Lo scienziato youtuber Barbascura X è il Capitano di una “ciurma” di oltre 400mila iscritti. Inizia nel 2014, con brevi video comici e satirici, per poi consacrarsi a partire dal 2016 con i due format di punta del canale, riuscendo a portare nuovi contenuti sul web e mantenendo sempre vivo l’intrattenimento.
Cercando il tuo nome, la prima occupazione che vediamo è “artista musicale” e in effetti ci hai abituati alle tue performance anche su YouTube. Ma chi è Barbascura nello specifico? Qual è l’aspetto del tuo lavoro che ti piace di più?

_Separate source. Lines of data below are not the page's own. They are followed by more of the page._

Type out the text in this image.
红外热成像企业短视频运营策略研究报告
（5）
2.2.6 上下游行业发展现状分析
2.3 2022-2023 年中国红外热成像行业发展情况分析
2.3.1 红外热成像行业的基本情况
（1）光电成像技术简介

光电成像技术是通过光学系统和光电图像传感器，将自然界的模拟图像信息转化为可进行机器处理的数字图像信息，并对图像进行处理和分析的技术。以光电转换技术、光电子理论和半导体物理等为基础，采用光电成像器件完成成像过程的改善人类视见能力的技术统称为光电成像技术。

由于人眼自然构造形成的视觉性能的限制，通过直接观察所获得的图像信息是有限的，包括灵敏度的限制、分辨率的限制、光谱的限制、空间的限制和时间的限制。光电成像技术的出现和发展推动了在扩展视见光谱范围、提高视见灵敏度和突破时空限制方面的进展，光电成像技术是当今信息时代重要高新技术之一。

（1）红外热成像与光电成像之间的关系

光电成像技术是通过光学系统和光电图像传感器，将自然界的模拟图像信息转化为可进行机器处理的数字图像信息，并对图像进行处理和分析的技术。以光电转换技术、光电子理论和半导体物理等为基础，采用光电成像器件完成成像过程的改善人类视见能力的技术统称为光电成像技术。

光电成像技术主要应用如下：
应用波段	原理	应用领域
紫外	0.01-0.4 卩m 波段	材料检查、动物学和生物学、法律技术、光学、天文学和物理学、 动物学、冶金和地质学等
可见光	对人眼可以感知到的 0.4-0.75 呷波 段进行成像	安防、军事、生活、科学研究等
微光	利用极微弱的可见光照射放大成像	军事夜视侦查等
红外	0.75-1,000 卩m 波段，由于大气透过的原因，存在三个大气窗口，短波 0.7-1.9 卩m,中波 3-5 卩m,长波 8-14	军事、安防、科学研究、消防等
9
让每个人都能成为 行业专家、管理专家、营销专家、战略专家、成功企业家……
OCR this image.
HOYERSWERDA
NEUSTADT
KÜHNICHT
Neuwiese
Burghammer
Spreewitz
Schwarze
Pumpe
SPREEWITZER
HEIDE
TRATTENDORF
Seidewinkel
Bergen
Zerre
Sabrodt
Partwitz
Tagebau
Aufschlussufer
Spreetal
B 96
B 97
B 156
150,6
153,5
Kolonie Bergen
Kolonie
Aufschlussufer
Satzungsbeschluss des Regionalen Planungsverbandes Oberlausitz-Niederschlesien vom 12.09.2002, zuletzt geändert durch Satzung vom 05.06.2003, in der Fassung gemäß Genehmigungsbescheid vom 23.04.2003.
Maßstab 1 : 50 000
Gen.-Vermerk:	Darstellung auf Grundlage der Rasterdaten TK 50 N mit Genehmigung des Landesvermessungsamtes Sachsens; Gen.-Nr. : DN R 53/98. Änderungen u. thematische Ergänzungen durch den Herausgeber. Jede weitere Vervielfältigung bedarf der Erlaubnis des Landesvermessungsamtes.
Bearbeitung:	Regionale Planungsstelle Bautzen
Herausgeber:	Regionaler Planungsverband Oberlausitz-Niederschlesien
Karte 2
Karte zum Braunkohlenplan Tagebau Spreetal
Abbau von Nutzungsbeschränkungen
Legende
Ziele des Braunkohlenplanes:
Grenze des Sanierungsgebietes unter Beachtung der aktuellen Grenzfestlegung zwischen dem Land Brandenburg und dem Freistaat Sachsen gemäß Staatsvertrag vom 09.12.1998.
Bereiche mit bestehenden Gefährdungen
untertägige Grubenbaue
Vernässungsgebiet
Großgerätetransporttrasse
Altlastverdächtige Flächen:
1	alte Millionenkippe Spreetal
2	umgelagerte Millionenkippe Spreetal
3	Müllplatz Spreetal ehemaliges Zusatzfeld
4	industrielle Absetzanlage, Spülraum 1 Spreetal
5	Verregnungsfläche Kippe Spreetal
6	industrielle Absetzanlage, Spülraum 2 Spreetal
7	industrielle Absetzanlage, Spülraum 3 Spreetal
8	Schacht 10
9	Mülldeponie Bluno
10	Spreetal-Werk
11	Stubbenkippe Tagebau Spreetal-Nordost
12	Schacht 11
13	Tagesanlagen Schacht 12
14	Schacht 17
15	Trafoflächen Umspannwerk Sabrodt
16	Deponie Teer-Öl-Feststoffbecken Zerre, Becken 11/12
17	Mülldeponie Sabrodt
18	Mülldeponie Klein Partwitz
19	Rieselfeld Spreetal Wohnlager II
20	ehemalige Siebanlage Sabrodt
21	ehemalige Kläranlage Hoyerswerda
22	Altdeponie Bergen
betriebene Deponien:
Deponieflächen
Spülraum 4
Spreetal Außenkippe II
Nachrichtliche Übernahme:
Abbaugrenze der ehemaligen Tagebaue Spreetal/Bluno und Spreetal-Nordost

È un casino, detesto le etichette. Identificarsi in qualcosa significa che automaticamente non sei qualcos’altro ed è estremamente antipatico. So che sono una persona molto confusa, che non ha mai saputo cosa volesse fare da grande e in effetti non lo so tuttora. Continuo a fare quel che mi piace, nel momento storico in cui vivo. Quando ero piccolo sognavo di diventare un musicista, un cantautore, scrivevo e suonavo mentre studiavo chimica. Poi durante gli studi mi sono approcciato al videomaking, senza aspettative. Facendolo ho iniziato a sfogarmi artisticamente finché non ho trovato qualcosa che mi rappresentasse a pieno: video divulgativi e spettacoli teatrali, principalmente.
Il tuo video più visto è “Mi sono imbucato al convegno terrapiattista”. Da dove nasce l’idea di andare a quel convegno e perché pensi che la gente sia propensa a cadere nelle fake news, soprattutto a livello scientifico?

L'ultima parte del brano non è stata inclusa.